Where do the like-minded believers in
logs get together? Do you have a conference, a yearly meeting, a blog?
Please let me know, I would like to invite my friend Robin! *grin*
Honestly, there aren’t a lot of places. The Log Analysis mailing list
[2] has traditionally been the place to discuss log-related
information. There is also the SANS WhatWorks in Log Management Summit
that I have heard quite a few good things about. *wink, wink*
Recently, the MIS Training Institute’s Log Management Summit was
co-located with InfoSec World 2008 and, as Anton told me while
attending, everyone was there but me...I don’t know why I talk to
that guy. *smile*
So what are you doing with SANS, are you doing any teaching and writing, I do not recall seeing your name fly by?
Actually, I’ve been piloting the SANS Security Essentials Review
course (SEC401R) for those who need some additional review prior to
sitting for the SEC401 exam. I’ve run two sessions so far and they’ve been well received.

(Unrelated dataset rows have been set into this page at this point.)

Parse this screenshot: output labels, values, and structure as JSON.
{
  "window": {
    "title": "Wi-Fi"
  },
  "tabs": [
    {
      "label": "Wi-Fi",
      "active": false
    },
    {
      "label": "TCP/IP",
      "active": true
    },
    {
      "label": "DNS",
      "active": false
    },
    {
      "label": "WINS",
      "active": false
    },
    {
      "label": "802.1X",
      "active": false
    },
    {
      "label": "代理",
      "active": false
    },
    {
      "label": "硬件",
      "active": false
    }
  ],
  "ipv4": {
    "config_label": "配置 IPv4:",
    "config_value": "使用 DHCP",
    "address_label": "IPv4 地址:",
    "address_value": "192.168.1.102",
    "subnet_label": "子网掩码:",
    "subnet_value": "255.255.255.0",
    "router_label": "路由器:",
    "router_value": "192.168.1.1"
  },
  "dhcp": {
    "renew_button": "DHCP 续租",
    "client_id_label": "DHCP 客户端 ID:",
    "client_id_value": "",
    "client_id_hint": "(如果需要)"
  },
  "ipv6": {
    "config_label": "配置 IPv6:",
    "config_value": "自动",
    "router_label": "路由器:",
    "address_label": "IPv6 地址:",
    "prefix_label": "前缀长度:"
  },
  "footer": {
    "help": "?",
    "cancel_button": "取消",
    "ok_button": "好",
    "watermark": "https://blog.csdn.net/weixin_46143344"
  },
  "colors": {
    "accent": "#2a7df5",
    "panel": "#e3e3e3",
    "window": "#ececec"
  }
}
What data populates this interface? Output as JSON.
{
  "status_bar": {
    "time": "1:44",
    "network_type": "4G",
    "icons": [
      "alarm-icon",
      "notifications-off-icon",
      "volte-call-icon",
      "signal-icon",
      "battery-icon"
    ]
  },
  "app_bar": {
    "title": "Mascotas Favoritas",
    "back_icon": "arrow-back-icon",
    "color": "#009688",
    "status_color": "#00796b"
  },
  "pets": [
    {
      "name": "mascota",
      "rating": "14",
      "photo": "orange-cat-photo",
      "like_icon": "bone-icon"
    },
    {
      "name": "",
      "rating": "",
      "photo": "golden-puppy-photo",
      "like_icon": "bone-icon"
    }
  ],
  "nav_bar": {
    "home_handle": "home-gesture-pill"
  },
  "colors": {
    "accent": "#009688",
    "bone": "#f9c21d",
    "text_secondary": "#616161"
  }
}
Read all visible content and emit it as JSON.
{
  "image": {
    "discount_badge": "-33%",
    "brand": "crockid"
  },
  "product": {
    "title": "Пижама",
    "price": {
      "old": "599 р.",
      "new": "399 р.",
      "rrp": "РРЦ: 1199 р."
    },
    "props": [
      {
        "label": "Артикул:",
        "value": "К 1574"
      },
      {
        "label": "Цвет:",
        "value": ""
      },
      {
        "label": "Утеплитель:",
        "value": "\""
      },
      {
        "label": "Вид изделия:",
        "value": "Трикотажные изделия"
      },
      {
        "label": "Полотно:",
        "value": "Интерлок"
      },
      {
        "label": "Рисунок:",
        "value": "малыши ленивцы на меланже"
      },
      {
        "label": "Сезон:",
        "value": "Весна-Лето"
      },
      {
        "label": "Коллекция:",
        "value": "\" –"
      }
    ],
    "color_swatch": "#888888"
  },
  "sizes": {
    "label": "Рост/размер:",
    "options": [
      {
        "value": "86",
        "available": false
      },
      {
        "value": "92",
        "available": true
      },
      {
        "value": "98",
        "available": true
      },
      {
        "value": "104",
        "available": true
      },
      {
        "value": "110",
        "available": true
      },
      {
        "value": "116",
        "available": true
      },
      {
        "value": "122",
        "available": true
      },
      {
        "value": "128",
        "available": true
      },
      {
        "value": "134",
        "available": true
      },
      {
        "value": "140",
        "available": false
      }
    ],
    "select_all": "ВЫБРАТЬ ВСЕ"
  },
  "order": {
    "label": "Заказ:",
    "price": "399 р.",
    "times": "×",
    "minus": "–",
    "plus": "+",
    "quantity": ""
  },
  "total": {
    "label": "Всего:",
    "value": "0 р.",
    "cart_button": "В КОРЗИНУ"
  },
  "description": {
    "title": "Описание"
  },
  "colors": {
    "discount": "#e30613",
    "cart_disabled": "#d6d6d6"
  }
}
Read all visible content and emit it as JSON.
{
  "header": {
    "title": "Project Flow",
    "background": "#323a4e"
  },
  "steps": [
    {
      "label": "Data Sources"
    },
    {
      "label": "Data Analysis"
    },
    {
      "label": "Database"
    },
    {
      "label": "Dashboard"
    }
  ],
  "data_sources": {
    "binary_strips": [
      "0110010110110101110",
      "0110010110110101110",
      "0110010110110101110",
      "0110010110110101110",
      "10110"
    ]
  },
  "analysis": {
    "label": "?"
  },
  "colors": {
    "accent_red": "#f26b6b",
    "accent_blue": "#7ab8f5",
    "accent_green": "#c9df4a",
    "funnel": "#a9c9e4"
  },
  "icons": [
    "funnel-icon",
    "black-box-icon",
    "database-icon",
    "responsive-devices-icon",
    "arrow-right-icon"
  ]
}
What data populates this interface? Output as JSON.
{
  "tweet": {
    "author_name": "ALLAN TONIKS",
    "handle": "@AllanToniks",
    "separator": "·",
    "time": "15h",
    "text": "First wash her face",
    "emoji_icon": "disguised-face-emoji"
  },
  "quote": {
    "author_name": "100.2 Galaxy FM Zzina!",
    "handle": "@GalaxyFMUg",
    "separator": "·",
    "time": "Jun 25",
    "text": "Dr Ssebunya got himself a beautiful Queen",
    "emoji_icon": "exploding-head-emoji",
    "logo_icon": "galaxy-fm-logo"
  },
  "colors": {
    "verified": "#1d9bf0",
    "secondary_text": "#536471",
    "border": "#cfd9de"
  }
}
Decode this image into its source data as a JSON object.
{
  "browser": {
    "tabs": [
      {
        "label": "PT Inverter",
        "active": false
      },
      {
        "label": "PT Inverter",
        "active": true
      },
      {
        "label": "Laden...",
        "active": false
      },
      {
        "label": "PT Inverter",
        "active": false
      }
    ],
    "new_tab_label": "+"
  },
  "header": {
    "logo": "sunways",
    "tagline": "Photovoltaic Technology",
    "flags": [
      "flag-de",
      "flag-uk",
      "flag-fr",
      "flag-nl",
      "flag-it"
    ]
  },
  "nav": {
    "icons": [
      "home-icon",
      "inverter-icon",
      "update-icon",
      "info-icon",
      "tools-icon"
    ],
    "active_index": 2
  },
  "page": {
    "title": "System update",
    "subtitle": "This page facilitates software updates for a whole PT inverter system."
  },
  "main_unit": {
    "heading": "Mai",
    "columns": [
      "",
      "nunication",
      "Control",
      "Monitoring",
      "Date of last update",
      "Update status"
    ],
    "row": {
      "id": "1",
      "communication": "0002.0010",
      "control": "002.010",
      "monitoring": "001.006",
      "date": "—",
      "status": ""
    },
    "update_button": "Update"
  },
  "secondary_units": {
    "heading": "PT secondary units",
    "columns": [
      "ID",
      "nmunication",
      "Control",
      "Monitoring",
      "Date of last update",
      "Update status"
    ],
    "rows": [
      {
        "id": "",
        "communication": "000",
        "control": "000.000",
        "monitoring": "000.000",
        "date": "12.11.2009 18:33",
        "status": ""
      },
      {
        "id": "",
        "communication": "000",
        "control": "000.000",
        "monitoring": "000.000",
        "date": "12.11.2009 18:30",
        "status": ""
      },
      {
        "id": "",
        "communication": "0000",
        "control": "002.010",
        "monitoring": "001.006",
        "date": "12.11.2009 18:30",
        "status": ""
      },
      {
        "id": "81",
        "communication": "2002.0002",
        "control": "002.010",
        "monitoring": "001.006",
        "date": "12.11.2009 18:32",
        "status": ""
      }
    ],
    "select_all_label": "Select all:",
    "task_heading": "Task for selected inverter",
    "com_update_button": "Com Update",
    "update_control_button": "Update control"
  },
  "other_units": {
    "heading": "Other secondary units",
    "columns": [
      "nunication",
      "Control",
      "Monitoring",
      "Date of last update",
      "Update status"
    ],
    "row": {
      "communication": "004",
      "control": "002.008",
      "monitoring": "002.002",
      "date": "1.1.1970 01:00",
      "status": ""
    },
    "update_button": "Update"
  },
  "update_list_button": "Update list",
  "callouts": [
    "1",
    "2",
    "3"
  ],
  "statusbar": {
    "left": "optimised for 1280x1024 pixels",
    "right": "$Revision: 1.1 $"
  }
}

I’d like to be more involved in the courseware development at
SANS and have tossed some ideas around about creating a couple of new
SANS courses but those are still a "work in progress." I’d also
like to present at some of the bigger SANS conferences and am
constantly working to prepare myself for the day that I’m "called
up to the Majors."
Great, you clearly are a guy with a
lot to share, what outlets are there to learn more about what Andrew
Hay thinks? Do you have a blog? What is your major focus, surely not
just repeating that you love logs, Anton has that covered I think :)
Actually, I do have a blog. I tend to post my broad security-related
thoughts at my personal blog (www.andrewhay.ca) and even produce a Suggested Blog Reading
post where I mention interesting posts or news that I found from around
the blogospohere on a weekly basis. However, for more log-centric
posts, I tend to post them over at the Log Analysis Professionals blog.[3]
I’m also a regular contributor to the Security Catalyst Community[4]
where people get together to talk security and help people with
security related questions. I encourage everyone to check it out.
I recently jumped on the Twitter bandwagon as well. If you want to follow my tweets you can subscribe to @andrewsmhay with your favorite Twitter client.
Any other book projects? Upcoming movies? Broadway appearances?
Well, I don’t think I’ve got the moves or voice for
Broadway but I do have a few projects that I’m working on.
As Peter Giannoulis mentioned in his recent interview, I’m
involved in The Academy with Peter, Adam Winnington, and Jason Ingram.
Our goal is to create a new way for everyone to learn about security
products and tools because, lets face it, some people learn better
visually.
I’ve signed on to write the Nokia Firewall, VPN, and IPSO Configuration Guide
(ISBN 9781597492867) with Peter Giannoulis and my lovely wife Keli Hay.
I’ve also been tossing around the idea of writing a fictional
novel about an elite group of hackers who work for the government to
electronically soften their targets prior to further efforts. Think Tom
Clancy’s "Net Force" meets James Bond after being trained by the
guys on the TV show "The Unit".
I’m also working on some more log-oriented training materials
that focus on log analysis and log management. Anton and I have also
come up with a plan to present some fun/crazy/interesting log-related
presentations for conferences. I can’t let the cat out of the bag
just yet, but the first one is about making logs and logging "sexy"
again.
There are always more books to be written on various subjects so
I’ll probably sit down to brainstorm some ideas for books that
just aren’t out there yet. I’m open to ideas by the way.